The uproar started with supporters of Tillerson, Donald Trump’s pick to be secretary of state, expressing concern about a video purportedly showing a woman taking photos of papers on the table where Tillerson had been sitting on Wednesday.

Bloggers and tweeters determined it was Truong, even though no one contacted her to confirm the allegations.

She was hit with dozens of vicious messages overnight on her Twitter and YouTube accounts, as well as on Facebook, Instagram and even voicemail.

Trolls called Truong “pathetic” and a “sneaky thief.” Some accused her of spying for China, while others called for the Post to fire her.

Palin retweeted the misinformation on Thursday evening:

After the conservative website Gateway Pundit updated a post to state that the person in the video was not Truong, a few readers apologized to the journalist for their comments. “Not all Trump supporters are mindless and the real truth does matter,” one reader wrote. 

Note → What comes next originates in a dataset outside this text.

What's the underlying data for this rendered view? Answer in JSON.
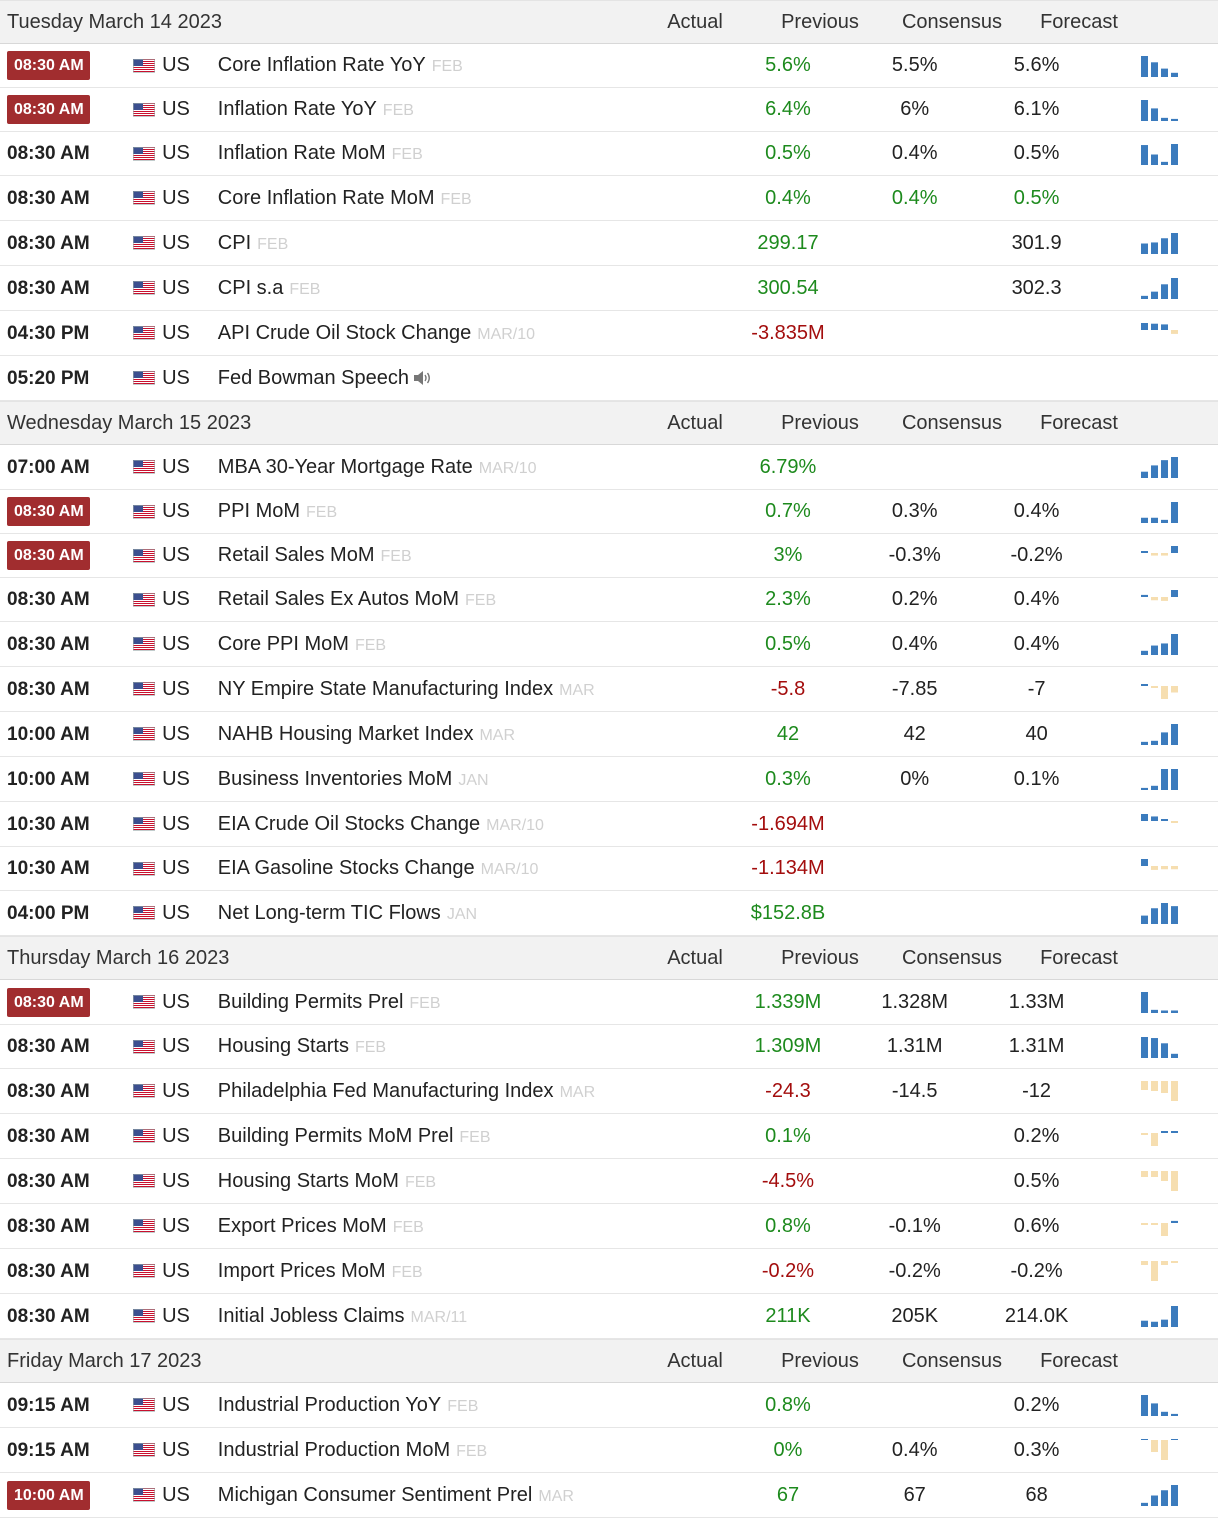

Truong said in her article that she was “shocked by how quickly the narrative went from someone trying to identify a woman in a video to another person attaching a name to hordes seizing upon that information as the truth.” 

The woman in the video had not been identified by Friday morning, and Truong isn’t sure that she should be.

“Why are people so quick to look for someone to condemn?” she wrote. “And during the confusion about the woman’s identity, why is it presumed that she is a journalist? Or that taking pictures of notes in an open hearing is illegal? Or, for that matter, that she was even taking pictures of Tillerson’s notes?”

Truong wants people to take a little bit of care to confirm information. She also pleads that “people will give the woman who was at the hearing a chance to explain her actions before questioning her motives.”